Draw the remaining product of the reaction: Modify the molecule so that it represents the product. You may need to add or remove bonds, atoms, charges. Select Draw Rings More Erase + H2O = OH + H3O- H2C H2C OH 9
The Correct Answer and Explanation is:
In this reaction, water (H₂O) acts as a reagent, interacting with the molecule to yield hydroxide (OH⁻) and hydronium (H₃O⁺). The molecular structure provided includes a benzene ring with a hydroxyl (-OH) and methyl (-CH₃) group attached. The task requires adjusting the bonds, atoms, or charges to reflect the final product.
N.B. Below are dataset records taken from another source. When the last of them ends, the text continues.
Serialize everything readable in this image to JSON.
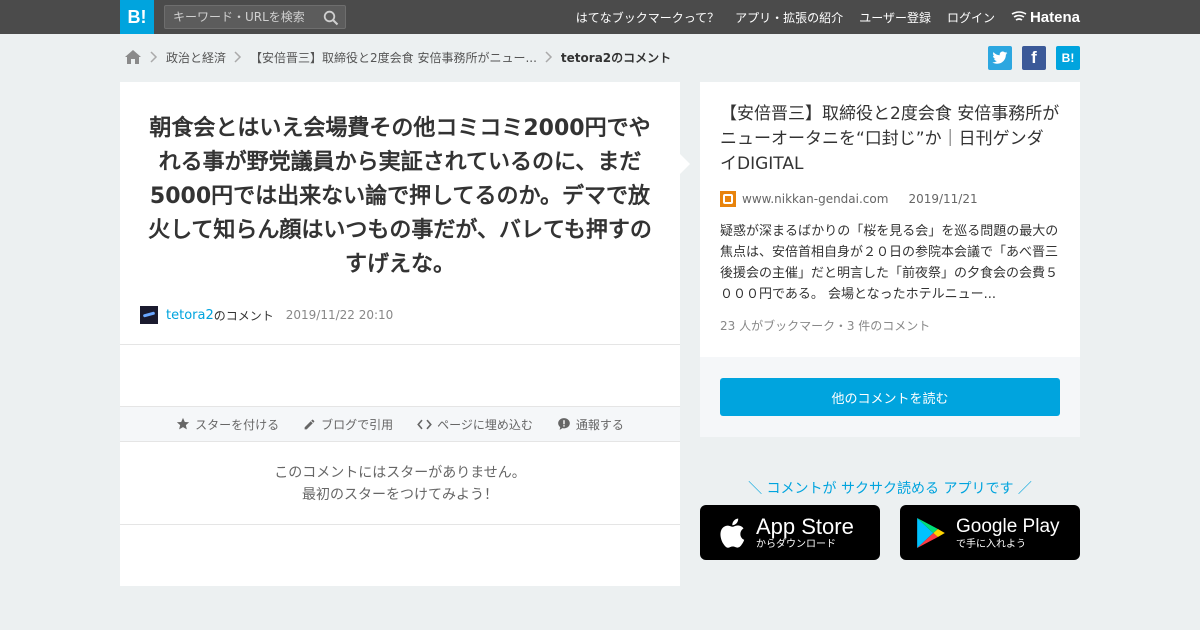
{
  "header": {
    "logo_text": "B!",
    "search_placeholder": "キーワード・URLを検索",
    "nav": [
      "はてなブックマークって？",
      "アプリ・拡張の紹介",
      "ユーザー登録",
      "ログイン"
    ],
    "hatena_logo": "Hatena"
  },
  "breadcrumb": {
    "items": [
      "政治と経済",
      "【安倍晋三】取締役と2度会食 安倍事務所がニュー...",
      "tetora2のコメント"
    ]
  },
  "share": {
    "twitter_icon": "twitter-icon",
    "facebook_label": "f",
    "hatena_label": "B!"
  },
  "comment": {
    "text": "朝食会とはいえ会場費その他コミコミ2000円でやれる事が野党議員から実証されているのに、まだ5000円では出来ない論で押してるのか。デマで放火して知らん顔はいつもの事だが、バレても押すのすげえな。",
    "user": "tetora2",
    "user_suffix": "のコメント",
    "date": "2019/11/22 20:10"
  },
  "actions": [
    "スターを付ける",
    "ブログで引用",
    "ページに埋め込む",
    "通報する"
  ],
  "no_star": {
    "line1": "このコメントにはスターがありません。",
    "line2": "最初のスターをつけてみよう！"
  },
  "entry": {
    "title": "【安倍晋三】取締役と2度会食 安倍事務所がニューオータニを“口封じ”か｜日刊ゲンダイDIGITAL",
    "domain": "www.nikkan-gendai.com",
    "date": "2019/11/21",
    "description": "疑惑が深まるばかりの「桜を見る会」を巡る問題の最大の焦点は、安倍首相自身が２０日の参院本会議で「あべ晋三後援会の主催」だと明言した「前夜祭」の夕食会の会費５０００円である。 会場となったホテルニュー...",
    "count": "23 人がブックマーク・3 件のコメント"
  },
  "read_more": "他のコメントを読む",
  "app_promo": "＼ コメントが サクサク読める アプリです ／",
  "app_store": {
    "title": "App Store",
    "sub": "からダウンロード"
  },
  "google_play": {
    "title": "Google Play",
    "sub": "で手に入れよう"
  },
  "colors": {
    "accent": "#00a4de",
    "topbar": "#4b4b4b",
    "background": "#ecf0f1",
    "twitter": "#1da1f2",
    "facebook": "#3b5998"
  }
}
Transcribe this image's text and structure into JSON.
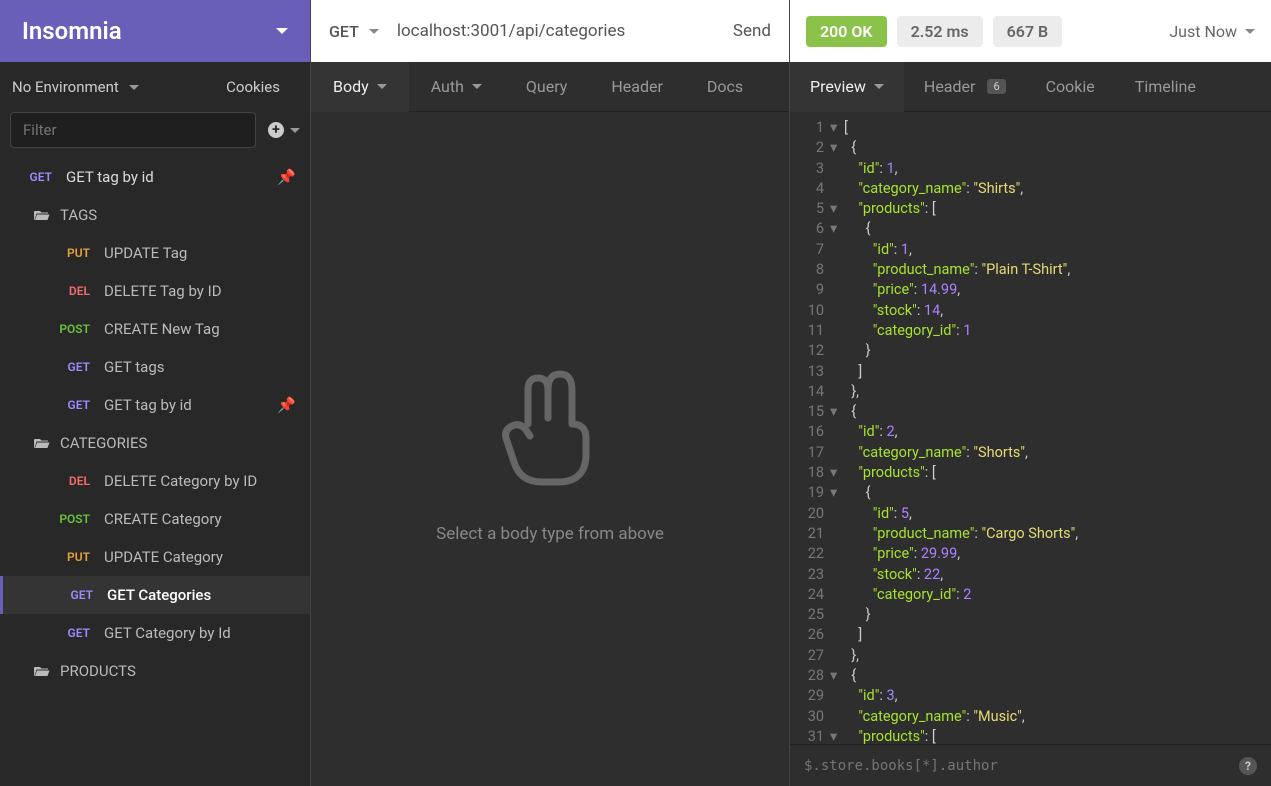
{
  "app": {
    "title": "Insomnia"
  },
  "sidebar": {
    "environment_label": "No Environment",
    "cookies_label": "Cookies",
    "filter_placeholder": "Filter",
    "top_request": {
      "method": "GET",
      "label": "GET tag by id"
    },
    "folders": [
      {
        "name": "TAGS",
        "items": [
          {
            "method": "PUT",
            "label": "UPDATE Tag"
          },
          {
            "method": "DEL",
            "label": "DELETE Tag by ID"
          },
          {
            "method": "POST",
            "label": "CREATE New Tag"
          },
          {
            "method": "GET",
            "label": "GET tags"
          },
          {
            "method": "GET",
            "label": "GET tag by id",
            "pinned": true
          }
        ]
      },
      {
        "name": "CATEGORIES",
        "items": [
          {
            "method": "DEL",
            "label": "DELETE Category by ID"
          },
          {
            "method": "POST",
            "label": "CREATE Category"
          },
          {
            "method": "PUT",
            "label": "UPDATE Category"
          },
          {
            "method": "GET",
            "label": "GET Categories",
            "active": true
          },
          {
            "method": "GET",
            "label": "GET Category by Id"
          }
        ]
      },
      {
        "name": "PRODUCTS",
        "items": []
      }
    ]
  },
  "request": {
    "method": "GET",
    "url": "localhost:3001/api/categories",
    "send_label": "Send",
    "tabs": {
      "body": "Body",
      "auth": "Auth",
      "query": "Query",
      "header": "Header",
      "docs": "Docs"
    },
    "body_empty_text": "Select a body type from above"
  },
  "response": {
    "status": "200 OK",
    "time": "2.52 ms",
    "size": "667 B",
    "time_label": "Just Now",
    "tabs": {
      "preview": "Preview",
      "header": "Header",
      "header_badge": "6",
      "cookie": "Cookie",
      "timeline": "Timeline"
    },
    "jsonpath_placeholder": "$.store.books[*].author",
    "json_lines": [
      {
        "n": 1,
        "fold": "▾",
        "indent": 0,
        "tokens": [
          {
            "t": "punc",
            "v": "["
          }
        ]
      },
      {
        "n": 2,
        "fold": "▾",
        "indent": 1,
        "tokens": [
          {
            "t": "punc",
            "v": "{"
          }
        ]
      },
      {
        "n": 3,
        "fold": "",
        "indent": 2,
        "tokens": [
          {
            "t": "key",
            "v": "\"id\""
          },
          {
            "t": "punc",
            "v": ": "
          },
          {
            "t": "num",
            "v": "1"
          },
          {
            "t": "punc",
            "v": ","
          }
        ]
      },
      {
        "n": 4,
        "fold": "",
        "indent": 2,
        "tokens": [
          {
            "t": "key",
            "v": "\"category_name\""
          },
          {
            "t": "punc",
            "v": ": "
          },
          {
            "t": "str",
            "v": "\"Shirts\""
          },
          {
            "t": "punc",
            "v": ","
          }
        ]
      },
      {
        "n": 5,
        "fold": "▾",
        "indent": 2,
        "tokens": [
          {
            "t": "key",
            "v": "\"products\""
          },
          {
            "t": "punc",
            "v": ": ["
          }
        ]
      },
      {
        "n": 6,
        "fold": "▾",
        "indent": 3,
        "tokens": [
          {
            "t": "punc",
            "v": "{"
          }
        ]
      },
      {
        "n": 7,
        "fold": "",
        "indent": 4,
        "tokens": [
          {
            "t": "key",
            "v": "\"id\""
          },
          {
            "t": "punc",
            "v": ": "
          },
          {
            "t": "num",
            "v": "1"
          },
          {
            "t": "punc",
            "v": ","
          }
        ]
      },
      {
        "n": 8,
        "fold": "",
        "indent": 4,
        "tokens": [
          {
            "t": "key",
            "v": "\"product_name\""
          },
          {
            "t": "punc",
            "v": ": "
          },
          {
            "t": "str",
            "v": "\"Plain T-Shirt\""
          },
          {
            "t": "punc",
            "v": ","
          }
        ]
      },
      {
        "n": 9,
        "fold": "",
        "indent": 4,
        "tokens": [
          {
            "t": "key",
            "v": "\"price\""
          },
          {
            "t": "punc",
            "v": ": "
          },
          {
            "t": "num",
            "v": "14.99"
          },
          {
            "t": "punc",
            "v": ","
          }
        ]
      },
      {
        "n": 10,
        "fold": "",
        "indent": 4,
        "tokens": [
          {
            "t": "key",
            "v": "\"stock\""
          },
          {
            "t": "punc",
            "v": ": "
          },
          {
            "t": "num",
            "v": "14"
          },
          {
            "t": "punc",
            "v": ","
          }
        ]
      },
      {
        "n": 11,
        "fold": "",
        "indent": 4,
        "tokens": [
          {
            "t": "key",
            "v": "\"category_id\""
          },
          {
            "t": "punc",
            "v": ": "
          },
          {
            "t": "num",
            "v": "1"
          }
        ]
      },
      {
        "n": 12,
        "fold": "",
        "indent": 3,
        "tokens": [
          {
            "t": "punc",
            "v": "}"
          }
        ]
      },
      {
        "n": 13,
        "fold": "",
        "indent": 2,
        "tokens": [
          {
            "t": "punc",
            "v": "]"
          }
        ]
      },
      {
        "n": 14,
        "fold": "",
        "indent": 1,
        "tokens": [
          {
            "t": "punc",
            "v": "},"
          }
        ]
      },
      {
        "n": 15,
        "fold": "▾",
        "indent": 1,
        "tokens": [
          {
            "t": "punc",
            "v": "{"
          }
        ]
      },
      {
        "n": 16,
        "fold": "",
        "indent": 2,
        "tokens": [
          {
            "t": "key",
            "v": "\"id\""
          },
          {
            "t": "punc",
            "v": ": "
          },
          {
            "t": "num",
            "v": "2"
          },
          {
            "t": "punc",
            "v": ","
          }
        ]
      },
      {
        "n": 17,
        "fold": "",
        "indent": 2,
        "tokens": [
          {
            "t": "key",
            "v": "\"category_name\""
          },
          {
            "t": "punc",
            "v": ": "
          },
          {
            "t": "str",
            "v": "\"Shorts\""
          },
          {
            "t": "punc",
            "v": ","
          }
        ]
      },
      {
        "n": 18,
        "fold": "▾",
        "indent": 2,
        "tokens": [
          {
            "t": "key",
            "v": "\"products\""
          },
          {
            "t": "punc",
            "v": ": ["
          }
        ]
      },
      {
        "n": 19,
        "fold": "▾",
        "indent": 3,
        "tokens": [
          {
            "t": "punc",
            "v": "{"
          }
        ]
      },
      {
        "n": 20,
        "fold": "",
        "indent": 4,
        "tokens": [
          {
            "t": "key",
            "v": "\"id\""
          },
          {
            "t": "punc",
            "v": ": "
          },
          {
            "t": "num",
            "v": "5"
          },
          {
            "t": "punc",
            "v": ","
          }
        ]
      },
      {
        "n": 21,
        "fold": "",
        "indent": 4,
        "tokens": [
          {
            "t": "key",
            "v": "\"product_name\""
          },
          {
            "t": "punc",
            "v": ": "
          },
          {
            "t": "str",
            "v": "\"Cargo Shorts\""
          },
          {
            "t": "punc",
            "v": ","
          }
        ]
      },
      {
        "n": 22,
        "fold": "",
        "indent": 4,
        "tokens": [
          {
            "t": "key",
            "v": "\"price\""
          },
          {
            "t": "punc",
            "v": ": "
          },
          {
            "t": "num",
            "v": "29.99"
          },
          {
            "t": "punc",
            "v": ","
          }
        ]
      },
      {
        "n": 23,
        "fold": "",
        "indent": 4,
        "tokens": [
          {
            "t": "key",
            "v": "\"stock\""
          },
          {
            "t": "punc",
            "v": ": "
          },
          {
            "t": "num",
            "v": "22"
          },
          {
            "t": "punc",
            "v": ","
          }
        ]
      },
      {
        "n": 24,
        "fold": "",
        "indent": 4,
        "tokens": [
          {
            "t": "key",
            "v": "\"category_id\""
          },
          {
            "t": "punc",
            "v": ": "
          },
          {
            "t": "num",
            "v": "2"
          }
        ]
      },
      {
        "n": 25,
        "fold": "",
        "indent": 3,
        "tokens": [
          {
            "t": "punc",
            "v": "}"
          }
        ]
      },
      {
        "n": 26,
        "fold": "",
        "indent": 2,
        "tokens": [
          {
            "t": "punc",
            "v": "]"
          }
        ]
      },
      {
        "n": 27,
        "fold": "",
        "indent": 1,
        "tokens": [
          {
            "t": "punc",
            "v": "},"
          }
        ]
      },
      {
        "n": 28,
        "fold": "▾",
        "indent": 1,
        "tokens": [
          {
            "t": "punc",
            "v": "{"
          }
        ]
      },
      {
        "n": 29,
        "fold": "",
        "indent": 2,
        "tokens": [
          {
            "t": "key",
            "v": "\"id\""
          },
          {
            "t": "punc",
            "v": ": "
          },
          {
            "t": "num",
            "v": "3"
          },
          {
            "t": "punc",
            "v": ","
          }
        ]
      },
      {
        "n": 30,
        "fold": "",
        "indent": 2,
        "tokens": [
          {
            "t": "key",
            "v": "\"category_name\""
          },
          {
            "t": "punc",
            "v": ": "
          },
          {
            "t": "str",
            "v": "\"Music\""
          },
          {
            "t": "punc",
            "v": ","
          }
        ]
      },
      {
        "n": 31,
        "fold": "▾",
        "indent": 2,
        "tokens": [
          {
            "t": "key",
            "v": "\"products\""
          },
          {
            "t": "punc",
            "v": ": ["
          }
        ]
      }
    ]
  }
}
Reaction Explanation: The presence of water implies a possible acid-base interaction. The hydroxyl (-OH) group on the benzene ring can undergo protonation or deprotonation depending on the reaction conditions. In aqueous environments, if a strong acid is present, the hydroxyl group may gain a proton, leading to the formation of hydronium ion (H₃O⁺). Conversely, if a base is involved, deprotonation may occur, forming hydroxide (OH⁻).
Considering the reaction context, the product involves a modified version of the original molecule. Water molecules facilitate proton transfer, influencing the charge distribution on the oxygen atom. The hydroxyl group transitions into a positively charged oxonium (-OH⁺), while the surrounding system balances the charge through H₃O⁺ formation.
Structural Adjustments:
- Maintain the benzene ring backbone.
- Retain the methyl (-CH₃) group attachment.
- Modify the hydroxyl (-OH) group to represent the protonated state (-OH⁺).
- Account for the formation of H₃O⁺ as the complementary species in solution.
The overall transformation involves adjusting the charge on oxygen while ensuring the hydronium ion (H₃O⁺) forms in equilibrium with the molecular system. This reflects the reaction’s proton transfer dynamics. The finalized molecule consists of a benzene ring with methyl (-CH₃) and a positively charged hydroxyl (-OH⁺) group, balancing the charge distribution with H₃O⁺ in solution.